Editor's note: This article has been clarified. Chegg reports a "Skills and other" segment and the company says it saw "strong growth in Skills, offset primarily by the change in required materials model, which is now a revenue share."

Artificial intelligence (AI) is already changing the game for companies. Many are integrating AI language models into their existing businesses, while others expect AI to replace jobs that humans have historically performed.

But AI can threaten companies, too. Learning platform Chegg (CHGG 1.88%) spooked investors when it acknowledged that a recent surge in students pursuing ChatGPT had begun hurting its business.

Shares have shed nearly 40% in just days. Is Chegg facing an existential threat, or is this a near-term scare and buying opportunity for the long-term investor?

Here is what you need to know.

How is ChatGPT affecting Chegg?

Chegg is a digital learning platform for students. The company sells subscriptions to students, giving them access to learning tools, textbooks, e-books, and more. Through Chegg Skills, individuals can learn skills and trades like IT, security, and software engineering.

ChatGPT is an AI chatbot that can gather information on the web and respond to user queries in a conversational manner. It was launched in late 2022 but has become the internet's fastest-growing app in months. The question has become: Do students need Chegg's services if one can ask ChatGPT a question and get a complete answer? ChatGPT can even write essays and software code.

The company recently reported first-quarter earnings, posting a 7% year-over-year revenue decline. The company reported a 34% year-over-year decline in revenue in its "Skills and other" segment, noting that the segment's performance was "driven by strong growth in Skills, offset primarily by the change in required materials model, which is now a revenue share." Subscribers fell by 5%.

Management noted on the earnings call that student interest in ChatGPT surged in March, the last month in the quarter, which implies that ChatGPT's impact was felt quickly.

Interestingly, management guided for $175 million to $178 million in second-quarter revenue, roughly flat with the second quarter of 2022. Investors will anxiously await the next earnings report; a miss on guidance could shake investor confidence further as a sign Chegg is struggling to fend off ChatGPT's influence.

How concerned should investors be?

Investors should never panic; it only creates impulse buying and selling. But there are some essential takeaways to chew on. First, management pointed at ChatGPT as a reason for disappointing earnings results, but the company's revenue growth has steadily slowed since early 2021. That's an overhanging problem that investors should focus on, perhaps more than ChatGPT itself.

CHGG Revenue (Quarterly YoY Growth) Chart

CHGG Revenue (Quarterly YoY Growth) data by YCharts. YoY = year over year.

Next, management's revenue guidance for the second quarter signals an expected steadying of the ship. If management misses guidance, especially by a large figure, it would further validate ChatGPT's impact and give shareholders more justification for selling the stock.

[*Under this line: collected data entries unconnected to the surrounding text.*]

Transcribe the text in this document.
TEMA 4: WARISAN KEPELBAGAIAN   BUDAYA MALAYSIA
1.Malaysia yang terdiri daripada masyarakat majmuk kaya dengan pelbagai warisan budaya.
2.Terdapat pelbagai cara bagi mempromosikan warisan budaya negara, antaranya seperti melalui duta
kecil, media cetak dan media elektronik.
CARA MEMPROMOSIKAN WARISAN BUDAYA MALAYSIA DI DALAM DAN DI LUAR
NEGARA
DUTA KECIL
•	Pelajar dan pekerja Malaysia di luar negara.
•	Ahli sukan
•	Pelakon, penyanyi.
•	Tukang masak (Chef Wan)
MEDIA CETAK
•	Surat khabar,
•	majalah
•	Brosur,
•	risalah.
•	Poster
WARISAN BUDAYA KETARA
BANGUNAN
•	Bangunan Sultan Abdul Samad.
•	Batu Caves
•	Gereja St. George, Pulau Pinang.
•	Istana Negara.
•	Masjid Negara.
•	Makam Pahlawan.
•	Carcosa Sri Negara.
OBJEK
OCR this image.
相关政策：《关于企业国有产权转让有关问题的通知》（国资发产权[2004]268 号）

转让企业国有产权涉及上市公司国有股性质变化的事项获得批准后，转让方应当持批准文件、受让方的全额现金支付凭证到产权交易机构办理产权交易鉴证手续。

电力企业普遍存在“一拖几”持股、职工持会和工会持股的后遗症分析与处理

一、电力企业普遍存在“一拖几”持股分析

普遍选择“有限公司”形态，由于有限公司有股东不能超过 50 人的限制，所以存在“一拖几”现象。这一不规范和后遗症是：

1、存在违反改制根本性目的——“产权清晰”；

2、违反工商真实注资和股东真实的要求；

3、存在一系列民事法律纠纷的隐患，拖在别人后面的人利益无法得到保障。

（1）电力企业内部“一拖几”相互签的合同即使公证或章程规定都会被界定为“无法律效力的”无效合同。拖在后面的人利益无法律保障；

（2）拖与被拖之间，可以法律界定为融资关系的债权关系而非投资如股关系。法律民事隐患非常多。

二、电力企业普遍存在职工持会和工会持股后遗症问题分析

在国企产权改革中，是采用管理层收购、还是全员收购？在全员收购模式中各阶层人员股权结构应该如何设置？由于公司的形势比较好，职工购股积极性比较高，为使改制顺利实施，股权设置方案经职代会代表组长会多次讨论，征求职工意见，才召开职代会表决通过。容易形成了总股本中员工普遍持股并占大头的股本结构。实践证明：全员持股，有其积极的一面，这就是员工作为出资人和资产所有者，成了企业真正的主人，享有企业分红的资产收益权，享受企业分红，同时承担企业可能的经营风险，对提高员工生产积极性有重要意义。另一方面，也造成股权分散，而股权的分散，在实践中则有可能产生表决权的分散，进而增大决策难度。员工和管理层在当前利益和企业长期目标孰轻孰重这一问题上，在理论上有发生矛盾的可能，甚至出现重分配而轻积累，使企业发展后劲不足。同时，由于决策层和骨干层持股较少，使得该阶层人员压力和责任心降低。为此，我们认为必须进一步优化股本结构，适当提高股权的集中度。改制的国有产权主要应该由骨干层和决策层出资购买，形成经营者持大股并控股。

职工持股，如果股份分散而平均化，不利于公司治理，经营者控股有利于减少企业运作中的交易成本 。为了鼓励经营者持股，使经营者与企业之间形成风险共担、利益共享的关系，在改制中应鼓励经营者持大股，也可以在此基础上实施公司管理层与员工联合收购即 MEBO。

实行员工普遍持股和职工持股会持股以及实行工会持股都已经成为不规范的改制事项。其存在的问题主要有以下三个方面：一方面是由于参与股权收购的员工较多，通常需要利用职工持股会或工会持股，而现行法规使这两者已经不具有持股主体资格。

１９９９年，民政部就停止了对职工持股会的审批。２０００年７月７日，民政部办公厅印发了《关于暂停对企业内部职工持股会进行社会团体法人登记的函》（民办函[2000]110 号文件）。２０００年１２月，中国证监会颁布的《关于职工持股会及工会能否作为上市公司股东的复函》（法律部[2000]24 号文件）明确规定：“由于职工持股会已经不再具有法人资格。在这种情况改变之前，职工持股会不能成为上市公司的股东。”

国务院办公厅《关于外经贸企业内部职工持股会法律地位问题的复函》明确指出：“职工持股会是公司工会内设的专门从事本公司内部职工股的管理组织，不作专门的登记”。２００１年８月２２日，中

Put differently, one shouldn't overreact based on one month of ChatGPT hype -- but the company is not out of the woods, either.

Chegg is even leaning into AI, launching CheggMate. This ChatGPT-powered learning tool seeks to persuade students to use AI within Chegg's subscription service and not from elsewhere. Again, time will tell how successful this is, and it's too early to draw any conclusions.

There is good news

So where does Chegg stand? The company's long-term outlook is a bit hazier than it was a couple of weeks ago. Still, investors should get some additional information over the next few quarters when you can start seeing trends in the business post-ChatGPT.

Investors should consider ChatGPT a legitimate threat to the business, but there could still be an investment opportunity. Analysts have slashed their expectations for Chegg's earnings growth but still expect double-digit profit growth over the long term. Meanwhile, the market has valued the stock at a price-to-earnings ratio (P/E) of just 7.5, a likely bargain if Chegg is on solid footing a year or two from now.

CHGG PE Ratio Chart

CHGG PE Ratio data by YCharts.

If the ChatGPT hype cools or Chegg instills confidence in investors that it can grow despite ChatGPT (or even better, if CheggMate becomes a success), the stock's potential re-rating to its former valuation would create some great investment returns for anyone buying during this time of uncertainty. 

Chegg stock offers a potential reward, but it's a roll of the dice on limited information. Whether that's an opportunity or a red flag depends on how investors see it.